The number of known genetic causes of neuropathy is sky-rocketing but we can reduce our discussion to just four major genes and five major diagnoses.

PMP22 (peripheral myelin protein 22) duplication, which causes CMT1a: the most common genetic neuropathy.

Indicate that it is an autosomal dominant demyelinating peripheral polyneuropathy; nearly all of the CMTs are autosomal dominant (CMT4 is autosomal recessive and CMTX is X-linked dominant).
Although CMT1a is a genetic neuropathy, a high proportion of patients have a sporadic mutation and thus they may lack a family history of disease.

PMP22 deletion (deletion of one copy of chromosome 17p11.2), which is the cause of HNPP, for Hereditary Neuropathy with Liability for Pressure Palsy.

Indicate that it is an autosomal dominant, multifocal demyelinating neuropathy, which, as its name suggests, causes segmental demyelination at compressible sites.
As a helpful mnemonic for the genetics of PMP22, associate the deletion of a chromosome with the deletion of a segment of myelin and we can recall the PMP22 deletion causes HNPP and PMP22 duplication causes CMT1a.

MPZ (myelin protein zero) mutation results in CMT1b, another autosomal dominant, demyelinating neuropathy.
GJB1 (gap junction protein beta 1) mutation results in CMTX, which is an X-linked dominant (XLD) demyelinating neuropathy.

It helps to add that GJB1 makes connexin-32, which is an important channel forming protein (these gap junction proteins join the gaps between proteins).
It hastens cellular transport and signal communication.
Thus, dysfunction in this conduction-related protein produces a demyelinating disorder.

Mutation in MFN2 (mitofusin 2) results in CMT2a, which is an autosomal dominant axonal neuropathy.

To remember that this is an axonopathy, it helps to know that MFN2 plays a key role in multiple aspects of mitochondrial health and transport, which is key to cellular energy physiology.
Without morphologically healthy mitochondria, neurons die, which results in axonopathy.

Specific Patterns of Neuropathy

This is not intended to be exhaustive but rather illustrative of some key patterns and their causative illnesses.

A good rheumatologic/vasculitic work-up is key to the evaluation of mononeuritis multiplex.

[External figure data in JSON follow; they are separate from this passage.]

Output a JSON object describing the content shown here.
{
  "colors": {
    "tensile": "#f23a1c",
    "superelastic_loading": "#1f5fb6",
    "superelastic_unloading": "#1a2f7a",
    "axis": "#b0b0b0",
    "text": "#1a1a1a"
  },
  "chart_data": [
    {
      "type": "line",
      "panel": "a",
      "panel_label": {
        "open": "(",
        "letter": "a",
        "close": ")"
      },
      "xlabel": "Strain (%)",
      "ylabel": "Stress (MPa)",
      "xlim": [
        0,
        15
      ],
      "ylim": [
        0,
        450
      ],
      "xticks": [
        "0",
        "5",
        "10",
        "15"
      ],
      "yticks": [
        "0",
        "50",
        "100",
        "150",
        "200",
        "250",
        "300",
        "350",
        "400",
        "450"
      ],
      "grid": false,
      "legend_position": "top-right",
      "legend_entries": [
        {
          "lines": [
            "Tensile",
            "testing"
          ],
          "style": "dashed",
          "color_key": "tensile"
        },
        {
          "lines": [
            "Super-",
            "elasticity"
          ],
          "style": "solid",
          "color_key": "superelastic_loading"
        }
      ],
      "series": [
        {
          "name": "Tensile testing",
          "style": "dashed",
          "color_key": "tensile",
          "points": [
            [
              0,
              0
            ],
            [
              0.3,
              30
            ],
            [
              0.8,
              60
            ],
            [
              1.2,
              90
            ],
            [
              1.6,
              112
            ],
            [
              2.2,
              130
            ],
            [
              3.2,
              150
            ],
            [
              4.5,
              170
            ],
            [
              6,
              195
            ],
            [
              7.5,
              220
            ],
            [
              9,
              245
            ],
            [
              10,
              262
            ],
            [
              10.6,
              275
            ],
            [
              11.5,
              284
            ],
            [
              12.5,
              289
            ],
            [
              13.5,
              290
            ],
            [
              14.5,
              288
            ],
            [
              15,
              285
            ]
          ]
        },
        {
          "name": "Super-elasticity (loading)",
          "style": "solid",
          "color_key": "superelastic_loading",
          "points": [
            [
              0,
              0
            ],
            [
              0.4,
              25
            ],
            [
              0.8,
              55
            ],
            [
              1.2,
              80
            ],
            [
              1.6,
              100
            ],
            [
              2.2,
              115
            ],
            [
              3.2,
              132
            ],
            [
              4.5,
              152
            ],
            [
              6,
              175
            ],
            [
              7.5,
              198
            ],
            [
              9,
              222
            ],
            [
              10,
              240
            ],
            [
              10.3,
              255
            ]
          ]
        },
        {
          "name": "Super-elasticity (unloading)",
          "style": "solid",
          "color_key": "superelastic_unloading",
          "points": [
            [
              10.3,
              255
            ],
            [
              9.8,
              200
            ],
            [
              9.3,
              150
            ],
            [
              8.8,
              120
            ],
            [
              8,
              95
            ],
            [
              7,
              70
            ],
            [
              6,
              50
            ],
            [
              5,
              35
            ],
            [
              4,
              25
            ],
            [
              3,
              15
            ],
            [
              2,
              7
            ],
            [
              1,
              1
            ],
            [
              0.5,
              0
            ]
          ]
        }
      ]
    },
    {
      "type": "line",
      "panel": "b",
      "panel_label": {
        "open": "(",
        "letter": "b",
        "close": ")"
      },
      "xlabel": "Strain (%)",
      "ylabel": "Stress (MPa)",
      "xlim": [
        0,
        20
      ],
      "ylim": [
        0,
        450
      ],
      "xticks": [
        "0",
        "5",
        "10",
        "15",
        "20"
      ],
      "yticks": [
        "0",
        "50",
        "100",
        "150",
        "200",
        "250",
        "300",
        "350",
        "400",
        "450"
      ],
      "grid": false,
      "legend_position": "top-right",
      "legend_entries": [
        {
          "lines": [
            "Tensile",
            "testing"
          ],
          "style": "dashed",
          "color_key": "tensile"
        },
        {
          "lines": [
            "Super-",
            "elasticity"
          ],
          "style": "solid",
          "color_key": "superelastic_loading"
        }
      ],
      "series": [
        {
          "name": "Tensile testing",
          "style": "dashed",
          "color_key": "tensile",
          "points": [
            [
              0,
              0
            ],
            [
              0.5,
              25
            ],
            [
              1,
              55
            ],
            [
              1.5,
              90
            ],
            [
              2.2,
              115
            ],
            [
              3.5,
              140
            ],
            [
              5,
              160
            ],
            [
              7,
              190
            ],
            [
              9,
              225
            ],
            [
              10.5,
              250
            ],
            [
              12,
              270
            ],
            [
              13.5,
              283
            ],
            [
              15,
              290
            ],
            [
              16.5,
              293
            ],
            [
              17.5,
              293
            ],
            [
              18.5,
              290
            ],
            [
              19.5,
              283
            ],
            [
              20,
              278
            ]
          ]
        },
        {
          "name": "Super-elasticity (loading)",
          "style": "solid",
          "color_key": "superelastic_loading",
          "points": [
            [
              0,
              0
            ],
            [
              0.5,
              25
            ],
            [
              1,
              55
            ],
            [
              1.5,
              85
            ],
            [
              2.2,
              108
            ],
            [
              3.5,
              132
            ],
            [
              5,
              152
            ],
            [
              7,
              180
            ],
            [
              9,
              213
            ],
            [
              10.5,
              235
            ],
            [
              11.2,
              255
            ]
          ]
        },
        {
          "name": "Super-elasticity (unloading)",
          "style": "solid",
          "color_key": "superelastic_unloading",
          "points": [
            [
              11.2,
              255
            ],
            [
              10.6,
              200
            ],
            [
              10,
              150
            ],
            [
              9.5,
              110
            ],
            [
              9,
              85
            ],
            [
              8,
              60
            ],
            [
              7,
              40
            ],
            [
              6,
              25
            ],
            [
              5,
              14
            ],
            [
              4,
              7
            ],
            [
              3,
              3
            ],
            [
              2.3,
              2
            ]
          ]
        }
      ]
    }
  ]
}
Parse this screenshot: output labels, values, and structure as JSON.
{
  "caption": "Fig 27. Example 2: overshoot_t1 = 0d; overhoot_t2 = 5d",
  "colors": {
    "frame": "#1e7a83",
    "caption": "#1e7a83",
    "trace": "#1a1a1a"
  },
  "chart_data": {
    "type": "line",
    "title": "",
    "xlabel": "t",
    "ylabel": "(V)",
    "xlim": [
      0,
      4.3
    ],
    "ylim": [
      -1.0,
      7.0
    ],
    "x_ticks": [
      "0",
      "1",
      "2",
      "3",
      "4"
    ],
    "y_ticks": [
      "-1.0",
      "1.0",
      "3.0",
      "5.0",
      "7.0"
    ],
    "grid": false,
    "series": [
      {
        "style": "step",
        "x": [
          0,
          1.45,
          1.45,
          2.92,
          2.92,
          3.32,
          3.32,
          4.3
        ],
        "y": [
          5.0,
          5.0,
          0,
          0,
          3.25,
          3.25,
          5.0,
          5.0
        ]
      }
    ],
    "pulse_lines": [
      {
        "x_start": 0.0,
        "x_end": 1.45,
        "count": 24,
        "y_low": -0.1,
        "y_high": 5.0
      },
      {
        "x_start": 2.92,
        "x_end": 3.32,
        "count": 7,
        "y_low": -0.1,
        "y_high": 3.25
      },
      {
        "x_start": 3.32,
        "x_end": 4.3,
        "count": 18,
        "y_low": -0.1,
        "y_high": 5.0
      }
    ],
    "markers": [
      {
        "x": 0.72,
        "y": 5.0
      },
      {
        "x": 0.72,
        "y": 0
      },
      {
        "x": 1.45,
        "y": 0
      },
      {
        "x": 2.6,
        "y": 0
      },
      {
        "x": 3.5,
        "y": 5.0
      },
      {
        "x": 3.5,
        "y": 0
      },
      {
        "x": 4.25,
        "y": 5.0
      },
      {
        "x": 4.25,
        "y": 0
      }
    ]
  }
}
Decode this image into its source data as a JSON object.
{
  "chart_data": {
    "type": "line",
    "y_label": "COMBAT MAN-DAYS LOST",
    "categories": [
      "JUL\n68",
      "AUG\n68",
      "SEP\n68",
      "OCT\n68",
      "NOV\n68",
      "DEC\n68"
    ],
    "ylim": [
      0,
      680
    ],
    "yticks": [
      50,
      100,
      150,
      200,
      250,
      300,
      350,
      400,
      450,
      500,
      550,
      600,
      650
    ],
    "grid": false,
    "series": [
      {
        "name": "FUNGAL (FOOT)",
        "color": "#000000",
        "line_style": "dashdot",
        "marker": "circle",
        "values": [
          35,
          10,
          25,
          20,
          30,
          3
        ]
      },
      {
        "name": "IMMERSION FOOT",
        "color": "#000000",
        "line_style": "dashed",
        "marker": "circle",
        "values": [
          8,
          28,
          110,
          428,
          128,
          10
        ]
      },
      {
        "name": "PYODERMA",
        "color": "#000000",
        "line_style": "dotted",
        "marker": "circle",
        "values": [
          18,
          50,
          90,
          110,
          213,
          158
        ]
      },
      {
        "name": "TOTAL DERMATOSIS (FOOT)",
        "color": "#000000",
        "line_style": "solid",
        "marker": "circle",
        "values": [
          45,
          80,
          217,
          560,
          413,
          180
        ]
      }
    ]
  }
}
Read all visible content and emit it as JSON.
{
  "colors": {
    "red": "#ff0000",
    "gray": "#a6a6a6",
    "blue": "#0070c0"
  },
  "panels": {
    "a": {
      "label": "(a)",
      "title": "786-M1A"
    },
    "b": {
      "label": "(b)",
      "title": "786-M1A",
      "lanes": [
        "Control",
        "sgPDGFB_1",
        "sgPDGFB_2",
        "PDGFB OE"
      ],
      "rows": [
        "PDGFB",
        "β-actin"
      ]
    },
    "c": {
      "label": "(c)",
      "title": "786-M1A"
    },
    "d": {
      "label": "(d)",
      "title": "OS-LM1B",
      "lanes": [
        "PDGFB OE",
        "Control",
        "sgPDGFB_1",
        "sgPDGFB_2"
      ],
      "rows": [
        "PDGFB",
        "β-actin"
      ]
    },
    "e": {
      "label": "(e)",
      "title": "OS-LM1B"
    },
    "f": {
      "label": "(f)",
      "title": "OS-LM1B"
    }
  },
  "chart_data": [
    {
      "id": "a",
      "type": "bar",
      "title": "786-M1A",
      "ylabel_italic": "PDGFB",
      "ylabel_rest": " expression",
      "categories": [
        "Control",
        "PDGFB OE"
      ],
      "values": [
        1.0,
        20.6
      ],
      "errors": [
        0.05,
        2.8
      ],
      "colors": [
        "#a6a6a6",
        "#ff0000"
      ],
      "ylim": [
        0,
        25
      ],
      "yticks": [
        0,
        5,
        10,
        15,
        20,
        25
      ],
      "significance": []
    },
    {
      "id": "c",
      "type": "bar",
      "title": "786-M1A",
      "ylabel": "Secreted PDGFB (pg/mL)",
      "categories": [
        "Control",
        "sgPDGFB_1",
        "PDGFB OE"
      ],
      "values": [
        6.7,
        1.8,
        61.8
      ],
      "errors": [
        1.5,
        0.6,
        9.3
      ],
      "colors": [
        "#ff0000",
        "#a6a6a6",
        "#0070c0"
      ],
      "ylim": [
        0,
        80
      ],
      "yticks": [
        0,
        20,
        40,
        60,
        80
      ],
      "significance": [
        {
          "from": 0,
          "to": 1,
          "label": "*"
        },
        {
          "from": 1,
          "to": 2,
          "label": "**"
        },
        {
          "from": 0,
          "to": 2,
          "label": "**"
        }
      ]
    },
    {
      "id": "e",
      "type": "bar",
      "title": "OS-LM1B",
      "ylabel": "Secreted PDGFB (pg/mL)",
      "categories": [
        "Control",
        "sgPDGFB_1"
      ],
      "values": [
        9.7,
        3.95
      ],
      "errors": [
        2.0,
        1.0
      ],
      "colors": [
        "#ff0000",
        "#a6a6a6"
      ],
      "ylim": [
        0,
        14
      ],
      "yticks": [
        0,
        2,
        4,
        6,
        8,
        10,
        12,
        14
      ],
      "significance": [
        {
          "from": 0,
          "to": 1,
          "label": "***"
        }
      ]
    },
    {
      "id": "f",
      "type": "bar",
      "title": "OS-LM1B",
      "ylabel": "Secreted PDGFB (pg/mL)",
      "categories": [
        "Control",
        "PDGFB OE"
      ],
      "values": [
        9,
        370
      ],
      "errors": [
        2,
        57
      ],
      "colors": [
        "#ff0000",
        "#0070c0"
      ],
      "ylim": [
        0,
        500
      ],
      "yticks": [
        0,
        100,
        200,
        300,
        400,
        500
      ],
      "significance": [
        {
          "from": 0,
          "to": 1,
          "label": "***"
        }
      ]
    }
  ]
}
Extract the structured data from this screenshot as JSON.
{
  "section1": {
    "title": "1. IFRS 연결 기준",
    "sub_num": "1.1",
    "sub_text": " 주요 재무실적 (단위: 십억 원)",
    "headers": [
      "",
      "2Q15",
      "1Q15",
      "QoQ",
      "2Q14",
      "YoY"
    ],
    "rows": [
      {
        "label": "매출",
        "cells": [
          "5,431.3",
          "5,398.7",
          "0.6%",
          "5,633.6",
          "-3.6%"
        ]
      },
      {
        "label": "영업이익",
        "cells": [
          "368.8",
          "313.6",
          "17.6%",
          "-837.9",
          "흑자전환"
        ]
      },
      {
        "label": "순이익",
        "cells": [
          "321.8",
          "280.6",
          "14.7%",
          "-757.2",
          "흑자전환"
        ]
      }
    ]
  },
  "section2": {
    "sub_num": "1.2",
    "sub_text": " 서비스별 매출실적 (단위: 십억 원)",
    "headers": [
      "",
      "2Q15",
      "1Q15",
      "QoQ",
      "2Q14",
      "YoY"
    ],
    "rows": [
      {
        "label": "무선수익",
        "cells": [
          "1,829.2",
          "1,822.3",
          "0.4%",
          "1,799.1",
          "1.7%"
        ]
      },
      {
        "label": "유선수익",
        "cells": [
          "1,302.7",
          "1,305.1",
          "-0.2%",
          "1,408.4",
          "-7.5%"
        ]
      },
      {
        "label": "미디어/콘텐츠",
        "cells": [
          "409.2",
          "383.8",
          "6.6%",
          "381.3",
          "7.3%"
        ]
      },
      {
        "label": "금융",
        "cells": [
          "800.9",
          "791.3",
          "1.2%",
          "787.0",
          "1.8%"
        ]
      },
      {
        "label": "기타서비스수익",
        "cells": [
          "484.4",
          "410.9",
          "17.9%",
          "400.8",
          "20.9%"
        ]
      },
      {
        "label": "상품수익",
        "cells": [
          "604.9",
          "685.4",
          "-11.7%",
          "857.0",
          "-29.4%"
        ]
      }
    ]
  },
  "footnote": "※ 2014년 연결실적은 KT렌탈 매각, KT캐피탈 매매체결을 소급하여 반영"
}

We address this pattern in detail in the acute neuropathies tutorial but, in brief, we need to look for numerous potential culprits, the most common being: rheumatoid arthritis, systemic and nonsytemic vasculitis, HIV, mixed cryoglobulinemia (from hepatitis C infection), SLE and other connective tissue diseases.
A B6 level and anti-Hu antibody are indicated in sensory neuronopathy: pyridoxine toxicity causes a diffuse proprioceptive sensory loss and Anti-Hu antibody is a paraneoplastic disorder that can cause sensory neuronopathy.
CSF analysis is fundamental for the work-up of CIDP. Radicular inflammatory demyelination results in an elevated protein in the CSF because the protein degradation occurs within the CSF. The WBC is normal.
Biopsies are sometimes indicated, in addition to nerve biopsies (which are typically the sural nerve), skin biopsy is done for small fiber neuropathy and tissue biopsy in amyloidosis is done from an affected organ is done to look for amyloid deposits.